- The Washington Times - Wednesday, October 8, 2014

A school board in New Jersey said enough is enough — hazing on the football team between older players and freshmen members has reached such intensity that the only recourse is to cancel the season.

So they did, to the angst of parents and players alike. Sayreville War Memorial High School’s football team will now forfeit the remainder of its season, ABC News reported.

The school board voted unanimously to uphold superintendent Richard Labbe’s previous decision to cancel the season, as Middlesex County Prosecutor’s Office investigators look into accusations of hazing, bullying and intimidation among the players, ABC News reported.

“It was a parent of a younger kid being taunted, threatened, bullied” who complained, one local official said to ABC News, explaining the genesis of the school’s action.

Specifically, younger players were reportedly being regularly bullied by older players, oftentimes with “sexual overtones,” the official said, ABC News reported. “They would live in fear of seniors and juniors. They would race to the locker room to get changed and get out before the older kids got there.”

But parents don’t think the punishment fits the crime.
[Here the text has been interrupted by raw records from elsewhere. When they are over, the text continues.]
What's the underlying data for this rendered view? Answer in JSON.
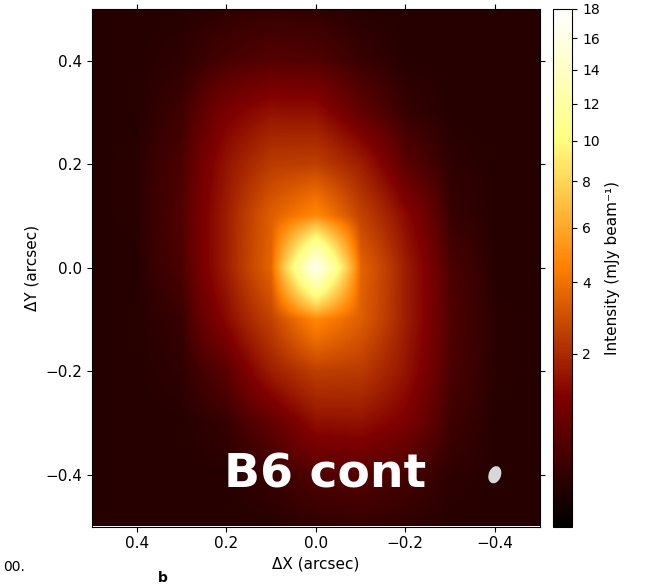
{
  "chart_data": {
    "type": "heatmap",
    "x_label": "ΔX (arcsec)",
    "y_label": "ΔY (arcsec)",
    "x": [
      -0.5,
      -0.4,
      -0.3,
      -0.2,
      -0.1,
      0.0,
      0.1,
      0.2,
      0.3,
      0.4,
      0.5
    ],
    "y": [
      -0.5,
      -0.4,
      -0.3,
      -0.2,
      -0.1,
      0.0,
      0.1,
      0.2,
      0.3,
      0.4,
      0.5
    ],
    "cells": [
      [
        0.1,
        0.1,
        0.1,
        0.15,
        0.18,
        0.15,
        0.1,
        0.1,
        0.1,
        0.1,
        0.1
      ],
      [
        0.1,
        0.1,
        0.15,
        0.35,
        0.5,
        0.45,
        0.22,
        0.1,
        0.1,
        0.1,
        0.1
      ],
      [
        0.1,
        0.1,
        0.27,
        1.05,
        1.45,
        1.4,
        0.65,
        0.2,
        0.1,
        0.1,
        0.1
      ],
      [
        0.1,
        0.12,
        0.4,
        1.5,
        2.4,
        2.5,
        1.7,
        0.55,
        0.15,
        0.1,
        0.1
      ],
      [
        0.1,
        0.12,
        0.45,
        1.7,
        3.4,
        4.8,
        2.6,
        1.3,
        0.22,
        0.1,
        0.1
      ],
      [
        0.1,
        0.1,
        0.4,
        1.7,
        3.6,
        17,
        3.6,
        1.7,
        0.4,
        0.1,
        0.1
      ],
      [
        0.1,
        0.1,
        0.22,
        1.3,
        2.6,
        4.8,
        3.4,
        1.7,
        0.45,
        0.12,
        0.1
      ],
      [
        0.1,
        0.1,
        0.15,
        0.55,
        1.7,
        2.5,
        2.4,
        1.5,
        0.4,
        0.12,
        0.1
      ],
      [
        0.1,
        0.1,
        0.1,
        0.2,
        0.65,
        1.4,
        1.45,
        1.05,
        0.27,
        0.1,
        0.1
      ],
      [
        0.1,
        0.1,
        0.1,
        0.1,
        0.22,
        0.45,
        0.5,
        0.35,
        0.15,
        0.1,
        0.1
      ],
      [
        0.1,
        0.1,
        0.1,
        0.1,
        0.1,
        0.15,
        0.18,
        0.15,
        0.1,
        0.1,
        0.1
      ]
    ],
    "xlim": [
      0.5,
      -0.5
    ],
    "ylim": [
      -0.5,
      0.5
    ],
    "xticks": [
      0.4,
      0.2,
      {
        "value": 0.0,
        "label": "0.0"
      },
      {
        "value": -0.2,
        "label": "−0.2"
      },
      {
        "value": -0.4,
        "label": "−0.4"
      }
    ],
    "yticks": [
      {
        "value": -0.4,
        "label": "−0.4"
      },
      {
        "value": -0.2,
        "label": "−0.2"
      },
      {
        "value": 0.0,
        "label": "0.0"
      },
      0.2,
      0.4
    ],
    "colorbar_label": "Intensity (mJy beam⁻¹)",
    "colorbar_range": [
      0,
      18
    ],
    "colorbar_ticks": [
      2,
      4,
      6,
      8,
      10,
      12,
      14,
      16,
      18
    ],
    "annotations": [
      "B6 cont"
    ],
    "beam": {
      "center": [
        -0.4,
        -0.4
      ],
      "major": 0.035,
      "minor": 0.027,
      "pa": 30
    },
    "fragments": [
      "00.",
      "b"
    ]
  }
}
“I don’t understand why they’re [all] being punished,” one mother said, ABC News reported. “The [previously] forfeited game was punishment enough.”

And other players on the team aren’t happy, either.

“Now we’re not going to have that closure of going out and finishing our senior year,” said senior player Derek Rodriguez, in ABC News. “It got taken from us, from something we didn’t even know was going on.”

Detectives, meanwhile, are interviewing players, parents and school officials.